Introducing the brain: astrocyte speed control (Introduction)

by David Turell , Friday, October 15, 2021, 14:54 (1133 days ago) @ David Turell

Astrocytes influence axon speed controls:

https://www.science.org/doi/10.1126/science.abh2858

"Glia control white matter information flow
The myelinated axons of the white matter mediate rapid information transmission between the brain’s processing nodes. Axonal excitability and conduction speed are key determinants of neural circuit function, but it is largely unknown how they are regulated. Lezmy et al. examined the effects of adenosine on the functional properties of myelinated axons. They observed activity-dependent calcium rise in astrocyte processes, calcium-triggered ATP release from astrocytes, activation of adenosine receptors in the axon initial segment and the nodes of Ranvier, increased cyclic AMP concentration, activation of HCN2 channels, and depolarization of axons by 5 to 10 millivolts. This molecular pathway enabled astrocytes to increase the excitability of pyramidal neurons and to profoundly decrease the axonal conduction velocity. Astrocytes thus control signaling speed in myelinated axons. "

"RESULTS
Astrocytes closely approach the axons of myelinated neurons in layer V of the cerebral cortex that enter the corpus callosum. Uncaging Ca2+ within astrocytes or stimulating spike trains in neurons evoked a rise of astrocyte [Ca2+]i that triggered the release of ATP-containing vesicles from these cells.
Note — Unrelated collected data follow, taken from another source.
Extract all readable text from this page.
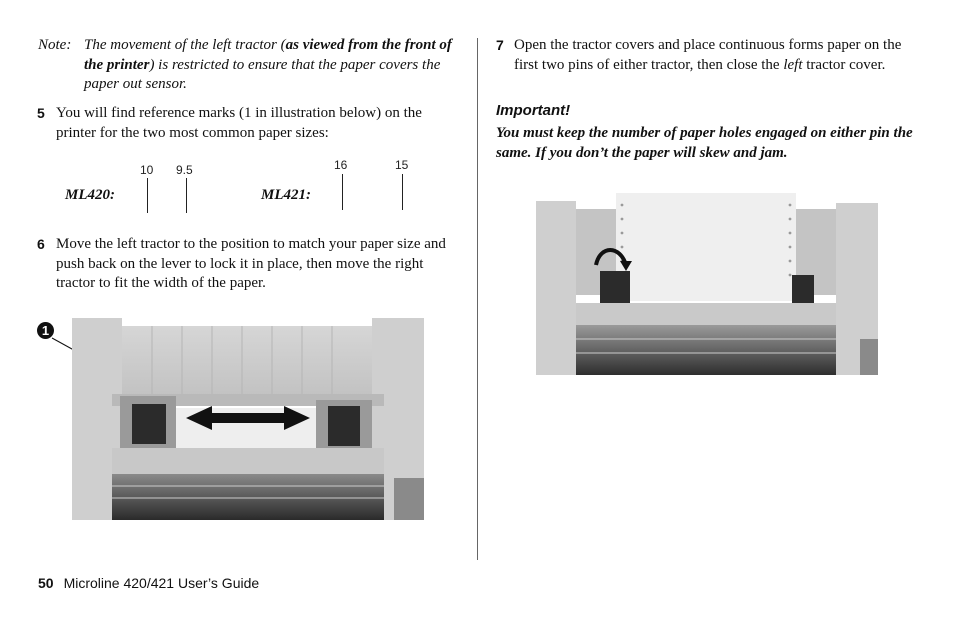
Note: The movement of the left tractor (as viewed from the front of the printer) is restricted to ensure that the paper covers the paper out sensor.
5 You will find reference marks (1 in illustration below) on the printer for the two most common paper sizes:
ML420:
10 9.5
ML421:
16	15
6 Move the left tractor to the position to match your paper size and push back on the lever to lock it in place, then move the right tractor to fit the width of the paper.
1
7 Open the tractor covers and place continuous forms paper on the first two pins of either tractor, then close the left tractor cover.
Important!
You must keep the number of paper holes engaged on either pin the same. If you don’t the paper will skew and jam.
50 Microline 420/421 User’s Guide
This evoked an inward current in the AIS and nodes of Ranvier of the pyramidal neurons. Pharmacology showed that this was mediated by the activation of Gs-linked adenosine A2a receptors (A2aRs), implying that the released ATP was converted to adenosine by extracellular enzymes. The A2aRs raise the intracellular concentration of cyclic AMP, which activates hyperpolarization-activated cyclic nucleotide–gated (HCN) channels mediating the inward hyperpolarization-activated current (Ih) and thus depolarizes the cell. In the AIS, the activation of A2aRs alters excitability and hence action potential generation, whereas in the nodes of Ranvier, it decreases the conduction speed of the action potential along the axon.

"CONCLUSION
As in the gray matter, astrocyte [Ca2+]i regulates the release of ATP into the extracellular space in the white matter. After conversion to adenosine, this regulates the excitability and conduction speed of myelinated axons. The changes in excitability at the AIS will lead to changes in the relationship between the synaptic input and action potential output of the cell. The altered conduction speed of the myelinated axon may change neural circuit function by changing the action potential arrival time at the cell’s output synapses, thus altering the integration of signals in postsynaptic neurons. Variations in astrocyte-derived adenosine level can occur between wake and sleep states, and the extracellular adenosine concentration rises during energy deprivation conditions. These changes in adenosine level could thus control white matter information flow and neural circuit function."

Comment: this tells us how astrocytes do their work but not how adenosine lev els are ultimately regulated. Doing this type of research never ends as the designed fine controls are seemingly endless.